In the meantime, individual companies are giving their latest financial results, and a pair of stocks in particular got a nice boost Wednesday morning. Both Uber Technologies (UBER 2.64%) and New Relic (NEWR) have been under pressure for a long time, and their share prices are far below their best historical levels. Yet both stocks moved higher after they released encouraging quarterly reports. Read on to learn the details and see whether Uber and New Relic could keep rising from here.

Uber drives higher

Shares of Uber Technologies were up 8% in premarket trading just before the open. The ride-sharing company is finally starting to see demand pick up after years of disruptions from the COVID-19 pandemic.

Uber's fourth-quarter results showed a 49% jump in revenue to $8.6 billion. Gross bookings climbed 19% year over year, with the ride-hailing mobility segment seeing an even steeper 31% growth rate. Despite the delivery segment seeing some normalization as the severity of the pandemic has waned, gross bookings there were still up 6% year over year. Adjusted pre-tax operating earnings soared close to eightfold.

Uber's fundamentals also looked better. The company reported 131 million monthly active platform users, up 11% from year-ago levels. Total trips exceeded 2.1 billion, compared to just 1.77 billion in the same period 12 months ago. Moreover, the company's acquisition of Transplace gives it new exposure to freight transport, which contributed a small but fast-growing boost to overall sales.

Furthermore, Uber sees positive momentum continuing to build. For the first quarter of 2023, the company expects gross billings growth of between 20% and 24%. Adjusted pre-tax operating earnings should stay stable in a range of $660 million to $700 million. For shareholders who've been disappointed with Uber's performance since it came public in 2019, signs are finally pointing in the right direction.

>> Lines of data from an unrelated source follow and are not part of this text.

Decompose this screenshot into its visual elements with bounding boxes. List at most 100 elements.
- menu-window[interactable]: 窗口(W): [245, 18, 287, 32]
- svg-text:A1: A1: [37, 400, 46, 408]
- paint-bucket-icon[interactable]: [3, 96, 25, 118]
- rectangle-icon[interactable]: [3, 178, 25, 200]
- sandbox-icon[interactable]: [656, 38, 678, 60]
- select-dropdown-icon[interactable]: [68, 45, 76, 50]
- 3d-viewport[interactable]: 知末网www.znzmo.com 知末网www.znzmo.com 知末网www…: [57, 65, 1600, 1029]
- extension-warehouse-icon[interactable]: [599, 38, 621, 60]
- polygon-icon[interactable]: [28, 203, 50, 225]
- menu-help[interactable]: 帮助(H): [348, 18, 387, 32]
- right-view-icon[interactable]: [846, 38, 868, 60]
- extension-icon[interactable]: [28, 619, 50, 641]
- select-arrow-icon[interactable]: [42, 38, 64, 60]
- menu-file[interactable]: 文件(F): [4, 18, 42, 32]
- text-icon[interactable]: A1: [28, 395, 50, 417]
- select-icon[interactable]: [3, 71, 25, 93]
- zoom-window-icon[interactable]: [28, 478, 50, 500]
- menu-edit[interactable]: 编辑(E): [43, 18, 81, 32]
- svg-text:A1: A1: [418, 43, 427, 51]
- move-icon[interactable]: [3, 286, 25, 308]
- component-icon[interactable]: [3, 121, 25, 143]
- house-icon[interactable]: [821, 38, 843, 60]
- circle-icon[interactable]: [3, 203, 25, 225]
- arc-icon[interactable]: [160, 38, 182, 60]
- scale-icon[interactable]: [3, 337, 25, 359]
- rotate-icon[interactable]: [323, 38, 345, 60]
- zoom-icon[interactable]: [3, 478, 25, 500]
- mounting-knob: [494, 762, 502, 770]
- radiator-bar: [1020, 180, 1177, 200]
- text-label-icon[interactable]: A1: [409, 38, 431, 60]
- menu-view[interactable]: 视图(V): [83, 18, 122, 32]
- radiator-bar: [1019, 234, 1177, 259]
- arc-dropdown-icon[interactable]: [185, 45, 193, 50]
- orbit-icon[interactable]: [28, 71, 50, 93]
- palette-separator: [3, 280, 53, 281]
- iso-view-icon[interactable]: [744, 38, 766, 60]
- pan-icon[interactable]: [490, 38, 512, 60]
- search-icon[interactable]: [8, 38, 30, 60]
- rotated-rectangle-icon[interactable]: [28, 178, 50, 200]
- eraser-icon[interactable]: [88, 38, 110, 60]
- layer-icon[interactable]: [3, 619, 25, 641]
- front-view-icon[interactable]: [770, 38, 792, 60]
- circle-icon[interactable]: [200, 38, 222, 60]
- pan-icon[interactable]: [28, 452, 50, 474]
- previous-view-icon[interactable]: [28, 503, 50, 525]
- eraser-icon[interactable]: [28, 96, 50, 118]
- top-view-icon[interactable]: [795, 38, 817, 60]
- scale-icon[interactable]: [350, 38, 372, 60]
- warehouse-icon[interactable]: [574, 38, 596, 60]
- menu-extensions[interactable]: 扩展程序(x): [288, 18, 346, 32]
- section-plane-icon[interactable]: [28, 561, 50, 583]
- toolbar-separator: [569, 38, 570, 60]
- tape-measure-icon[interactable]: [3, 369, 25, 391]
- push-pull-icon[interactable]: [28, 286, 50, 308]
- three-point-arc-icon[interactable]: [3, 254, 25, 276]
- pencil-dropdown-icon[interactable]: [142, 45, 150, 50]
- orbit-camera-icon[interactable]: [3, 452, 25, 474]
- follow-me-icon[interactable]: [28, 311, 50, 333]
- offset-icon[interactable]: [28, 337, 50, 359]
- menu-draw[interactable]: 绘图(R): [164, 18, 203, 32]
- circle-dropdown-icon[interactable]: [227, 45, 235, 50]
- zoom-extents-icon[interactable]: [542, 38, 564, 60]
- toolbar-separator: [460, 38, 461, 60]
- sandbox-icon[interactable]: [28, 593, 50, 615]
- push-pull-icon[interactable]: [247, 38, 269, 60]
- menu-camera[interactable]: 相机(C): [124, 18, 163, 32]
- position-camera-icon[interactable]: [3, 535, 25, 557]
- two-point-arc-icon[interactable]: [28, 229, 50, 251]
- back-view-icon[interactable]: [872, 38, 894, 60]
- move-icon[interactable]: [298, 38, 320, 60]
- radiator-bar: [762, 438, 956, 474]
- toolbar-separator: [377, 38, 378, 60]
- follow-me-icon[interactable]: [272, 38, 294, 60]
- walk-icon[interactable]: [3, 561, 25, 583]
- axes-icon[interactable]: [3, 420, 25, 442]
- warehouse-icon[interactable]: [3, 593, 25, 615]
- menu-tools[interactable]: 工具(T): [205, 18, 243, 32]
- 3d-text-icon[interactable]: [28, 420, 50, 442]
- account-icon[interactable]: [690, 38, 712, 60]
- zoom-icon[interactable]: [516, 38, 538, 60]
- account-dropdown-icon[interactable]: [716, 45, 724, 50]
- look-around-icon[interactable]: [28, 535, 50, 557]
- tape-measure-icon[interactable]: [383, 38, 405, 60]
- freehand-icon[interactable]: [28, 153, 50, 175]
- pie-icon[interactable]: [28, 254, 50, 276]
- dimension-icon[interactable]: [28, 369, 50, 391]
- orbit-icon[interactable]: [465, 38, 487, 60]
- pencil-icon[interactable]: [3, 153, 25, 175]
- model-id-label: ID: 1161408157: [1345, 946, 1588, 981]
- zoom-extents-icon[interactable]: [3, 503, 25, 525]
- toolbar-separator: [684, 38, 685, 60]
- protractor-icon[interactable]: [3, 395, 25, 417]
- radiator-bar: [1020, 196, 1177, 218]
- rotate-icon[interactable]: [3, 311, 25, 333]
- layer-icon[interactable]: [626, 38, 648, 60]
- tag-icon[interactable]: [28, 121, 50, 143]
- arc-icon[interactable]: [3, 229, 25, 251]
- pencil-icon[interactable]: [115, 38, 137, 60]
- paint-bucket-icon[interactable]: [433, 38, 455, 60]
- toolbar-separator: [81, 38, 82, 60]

New Relic gets back in the race

Shares of New Relic did even better, jumping more than 20% early Wednesday. The provider of data analytics software reported fiscal third-quarter results for the period ending Dec. 31, and shareholders were pleased with the progress they saw from the company.

New Relic posted an 18% rise in revenue year over year, with sales coming in at $240 million. Gross margin levels improved markedly, jumping more than 9 percentage points on an adjusted basis to 77.6%. That, in turn, helped New Relic's bottom line, and the company said adjusted earnings were $0.32 per share for the period, reversing the prior-year period's $0.18-per-share loss.

Investors also praised New Relic's outlook for the first three months of 2023. Fiscal fourth-quarter projections included calls for sales of between $240 million and $242 million, which would represent gains of about 17% year over year. It also expects to remain profitable, projecting adjusted earnings of $0.20 to $0.23 per share.

Numerous software-as-a-service stocks have seen poor performance over the past year after bear market conditions hit the industry hard. Yet New Relic has managed to generate more stable growth, having avoided the excesses that many companies saw in 2020 and 2021 and therefore remaining in a better position to deliver in 2023 and beyond.